Xerox unveiled its latest production printing press during two jam-packed events in the U.S. and Europe. The first event took place May 9 outside of Rochester, N.Y., at the Xerox Gil Hatch Center for Customer Innovation - the largest digital print showcase in the world.
Customers, prospects and the media were invited to the unveiling of the Iridesse press and given the opportunity to kick the tires. The second reveal took place on May 23 in Warsaw, Poland, during the 2018 Xerox Forum, where Xerox Premier Partners (customers) and Graphic Communication Resellers attended.
Both events could be worthy of an Oscar with the pomp and circumstance of a professional product reveal that introduced the global availability of the press.
My colleague Ralf Schlozer’s first impressions of the Iridesse, launched by Fuji Xerox last December, can be found in the post Fuji Xerox Iridesse – Two specialty colours is better than one. I invite you to re-visit Ralf’s blog for all the launch and specific details of the press while I answer the philosophical question of “do printer’s need a press like the Iridesse now that the glitter and dust have settled?”

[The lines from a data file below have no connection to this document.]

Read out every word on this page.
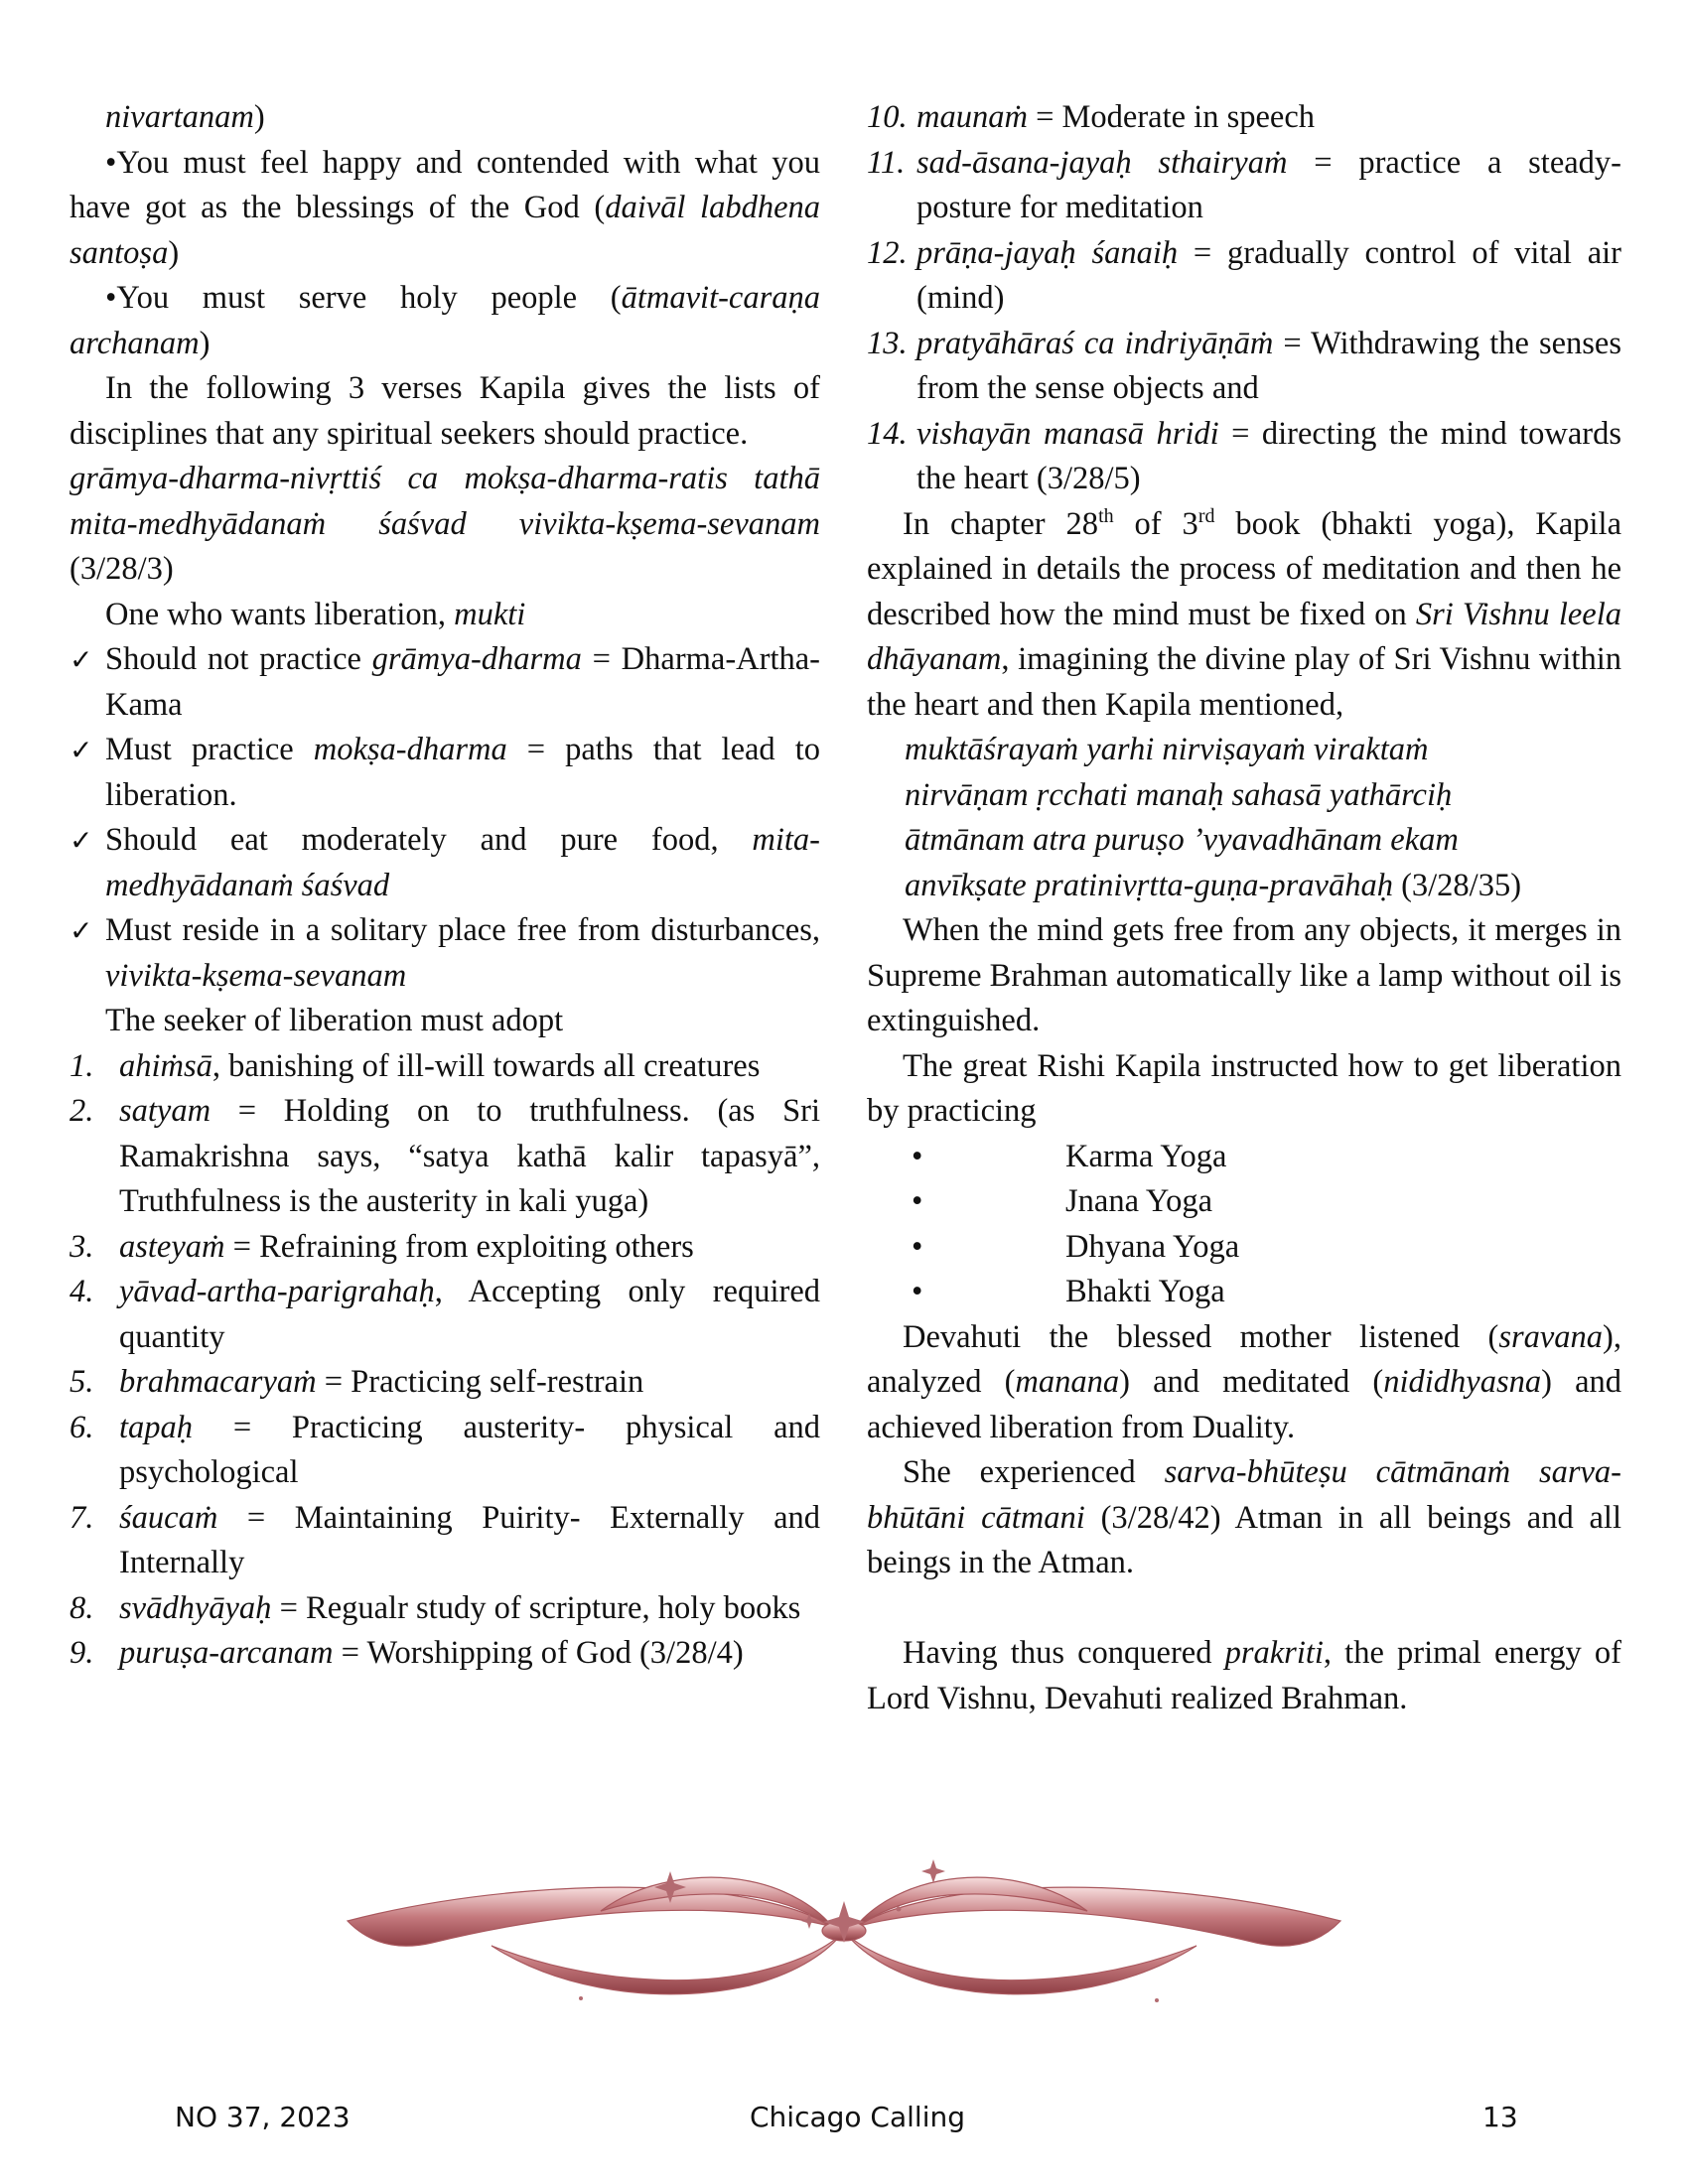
nivartanam)

•You must feel happy and contended with what you have got as the blessings of the God (daivāl labdhena santoṣa)

•You must serve holy people (ātmavit-caraṇa archanam)

In the following 3 verses Kapila gives the lists of disciplines that any spiritual seekers should practice.

grāmya-dharma-nivṛttiś ca mokṣa-dharma-ratis tathā

mita-medhyādanaṁ śaśvad vivikta-kṣema-sevanam

(3/28/3)

One who wants liberation, mukti

✓ Should not practice grāmya-dharma = Dharma-Artha- Kama
✓ Must practice mokṣa-dharma = paths that lead to liberation.
✓ Should eat moderately and pure food, mita-medhyādanaṁ śaśvad
✓ Must reside in a solitary place free from disturbances, vivikta-kṣema-sevanam

The seeker of liberation must adopt

1. ahiṁsā, banishing of ill-will towards all creatures
2. satyam = Holding on to truthfulness. (as Sri Ramakrishna says, “satya kathā kalir tapasyā”, Truthfulness is the austerity in kali yuga)
3. asteyaṁ = Refraining from exploiting others
4. yāvad-artha-parigrahaḥ, Accepting only required quantity
5. brahmacaryaṁ = Practicing self-restrain
6. tapaḥ = Practicing austerity- physical and psychological
7. śaucaṁ = Maintaining Puirity- Externally and Internally
8. svādhyāyaḥ = Regualr study of scripture, holy books
9. puruṣa-arcanam = Worshipping of God (3/28/4)
10. maunaṁ = Moderate in speech
11. sad-āsana-jayaḥ sthairyaṁ = practice a steady-posture for meditation
12. prāṇa-jayaḥ śanaiḥ = gradually control of vital air (mind)
13. pratyāhāraś ca indriyāṇāṁ = Withdrawing the senses from the sense objects and
14. vishayān manasā hridi = directing the mind towards the heart (3/28/5)

In chapter 28th of 3rd book (bhakti yoga), Kapila explained in details the process of meditation and then he described how the mind must be fixed on Sri Vishnu leela dhāyanam, imagining the divine play of Sri Vishnu within the heart and then Kapila mentioned,

muktāśrayaṁ yarhi nirviṣayaṁ viraktaṁ

nirvāṇam ṛcchati manaḥ sahasā yathārciḥ

ātmānam atra puruṣo ’vyavadhānam ekam

anvīkṣate pratinivṛtta-guṇa-pravāhaḥ (3/28/35)

When the mind gets free from any objects, it merges in Supreme Brahman automatically like a lamp without oil is extinguished.

The great Rishi Kapila instructed how to get liberation by practicing

•	Karma Yoga
•	Jnana Yoga
•	Dhyana Yoga
•	Bhakti Yoga

Devahuti the blessed mother listened (sravana), analyzed (manana) and meditated (nididhyasna) and achieved liberation from Duality.

She experienced sarva-bhūteṣu cātmānaṁ sarva-bhūtāni cātmani (3/28/42) Atman in all beings and all beings in the Atman.

Having thus conquered prakriti, the primal energy of Lord Vishnu, Devahuti realized Brahman.

NO 37, 2023	Chicago Calling	13
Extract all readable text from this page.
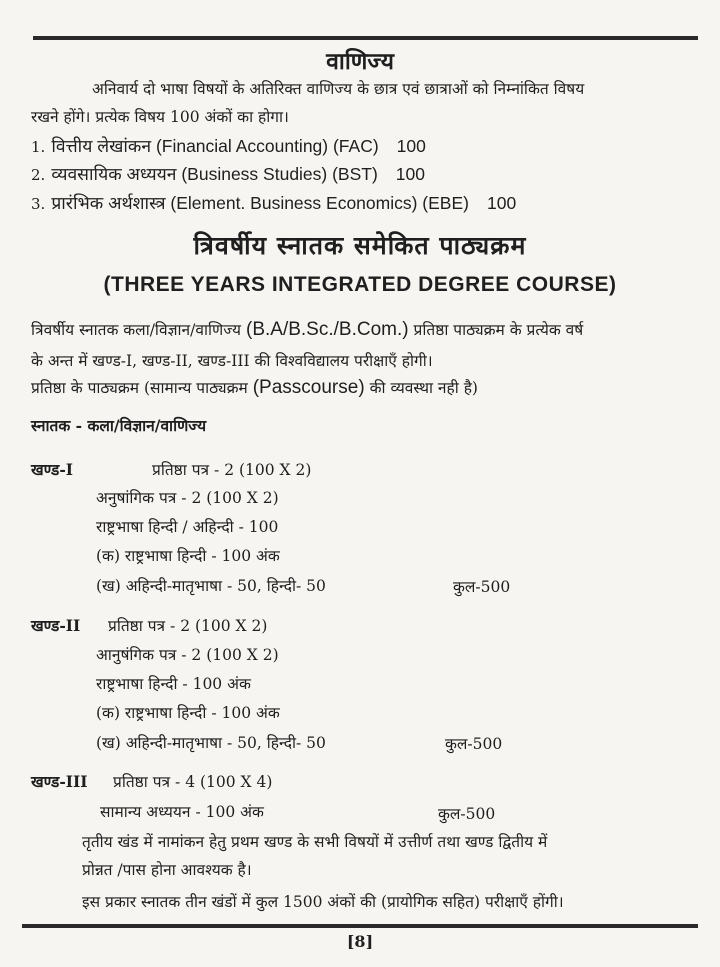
वाणिज्य
अनिवार्य दो भाषा विषयों के अतिरिक्त वाणिज्य के छात्र एवं छात्राओं को निम्नांकित विषय
रखने होंगे। प्रत्येक विषय 100 अंकों का होगा।
1. वित्तीय लेखांकन (Financial Accounting) (FAC) 100
2. व्यवसायिक अध्ययन (Business Studies) (BST) 100
3. प्रारंभिक अर्थशास्त्र (Element. Business Economics) (EBE) 100
त्रिवर्षीय स्नातक समेकित पाठ्यक्रम
(THREE YEARS INTEGRATED DEGREE COURSE)
त्रिवर्षीय स्नातक कला/विज्ञान/वाणिज्य (B.A/B.Sc./B.Com.) प्रतिष्ठा पाठ्यक्रम के प्रत्येक वर्ष
के अन्त में खण्ड-I, खण्ड-II, खण्ड-III की विश्वविद्यालय परीक्षाएँ होगी।
प्रतिष्ठा के पाठ्यक्रम (सामान्य पाठ्यक्रम (Passcourse) की व्यवस्था नही है)
स्नातक - कला/विज्ञान/वाणिज्य
खण्ड-I	प्रतिष्ठा पत्र - 2 (100 X 2)
अनुषांगिक पत्र - 2 (100 X 2)
राष्ट्रभाषा हिन्दी / अहिन्दी - 100
(क) राष्ट्रभाषा हिन्दी - 100 अंक
(ख) अहिन्दी-मातृभाषा - 50, हिन्दी- 50	कुल-500
खण्ड-II प्रतिष्ठा पत्र - 2 (100 X 2)
आनुषंगिक पत्र - 2 (100 X 2)
राष्ट्रभाषा हिन्दी - 100 अंक
(क) राष्ट्रभाषा हिन्दी - 100 अंक
(ख) अहिन्दी-मातृभाषा - 50, हिन्दी- 50	कुल-500
खण्ड-III प्रतिष्ठा पत्र - 4 (100 X 4)
सामान्य अध्ययन - 100 अंक	कुल-500
तृतीय खंड में नामांकन हेतु प्रथम खण्ड के सभी विषयों में उत्तीर्ण तथा खण्ड द्वितीय में
प्रोन्नत /पास होना आवश्यक है।
इस प्रकार स्नातक तीन खंडों में कुल 1500 अंकों की (प्रायोगिक सहित) परीक्षाएँ होंगी।
[8]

So, if you ever worked production you know that manufacturer suggested limits are always ignored, especially if you need to get a job out or when client work is accepted in lieu of going to the competition. You see this in the offset world all the time and that is why successful print companies know that being able to configure equipment for different needs trumps equipment with a “wow” factor. Print customers' first question is always can you do this, and the printer wants to respond with "sure, why not?" Digital equipment sometimes puts the printer into the “what if” situation. Basically, "well, what if" we do this instead?
Quality CMYK for the most part is expected in this class of press, but in terms of flexibility, print providers expect numerous options for not only resolution but multiple halftone screens. Having the ability to respond to real-time production needs based on image quality and media range gives production the flexibility to confidently accept work. Iridesse meets that challenge with Ultra HD Resolution that delivers 1,200x1,200x10 bit RIP resolution and 2,400×2,400 imaging resolution, enabling screening options from stochastic to fine line screens up to 600 dpi.
Media plays a huge role in just how many jobs and what type of work a print provider can accept. Just as in offset, digital presses must address a wide array of media while running at rated speeds. I would say most equipment manufacturers are fighting it out on this front regarding the range of media weights and types being supported. Iridesse tops out at 400gsm but gives a respectable range from 52 to 400gsm. Production flexibility comes into play when the print providers press supports a wide array of media types and weights, multiple pick points (i.e., multiple paper trays), that allow for a broad range of supported media and media sizes along with multiple insertion options all running at rated speed. To meet these extreme requirements Xerox equipped Iridesse with technologies integrated throughout the press called “Mixed Media Xceleration” giving the operator a wide array of run time media options with no slowdown of output.
Its this production flexibility that digital press manufacturers continue to expand upon, driving machine innovations which adds to the acceleration of the offset to digital migration and the continued ability to drive manual labor cost out of the production process. With that said, Iridesse is highly configurable, supporting many finishing scenarios from square fold to bookletmaking with Plockmatic’s advanced capabilities, again reducing the overall production touch points with greater production flexibility.
One could say that most digital press manufacturers are competitive in all these areas offering their own set of production capabilities, but Xerox upped the ante by making the print order of colors configurable without the need for a service technician! As in the offset world, you just run a cleanup and change ink, or in this case you swap out the dry toner. As a PSP, you not only have the ability with Iridesse to produce 4-, 5- and 6-color work, but you can self-configure which special color will underlay and overlay the CMYK opening a whole host of design capabilities for high value applications.
Xerox calls this snazzy feature “EZ Swap” which gives operators the ability to swap and run two specialty dry inks in a single pass. The key phrase is single-pass. Just imagine what you could do with a press that supports multiple pass capabilities with very accurate registration. I think offset press operators can see where I’m going with this. Xerox has tapped into one of the last frontiers left for digital press capabilities in opening the ability for the operator to decide the dry ink lay down order with multiple specialty colors and to expand that capability with multiple passes.
Going beyond the “what if” and expanding on the “why not,” it would make sense that with the opening of these new configurable capabilities, Xerox would then expand its special color support way beyond the competitive canary yellow and “hello kitty” pink offered by the competition and start to offer some exciting new color mixes and pigment effects via its EZ Swap docks. Xerox customers can now benefit from a production press that provides a vast array of machine capabilities that encompasses all aspects of “why not”. They can now confidently capture once complex and time-consuming work and provide its customers with advanced and high value applications. Production and press operators will gravitate to the extended machine capabilities knowing they have numerous machine functions and options to get the work out.
I reached out to Xerox to see how things are going with the launch and they noted, “Since our order taking began on May 2, we have been pleased with the very high interest, including brisk buying decisions for Iridesse, both in our North American and International market regions.”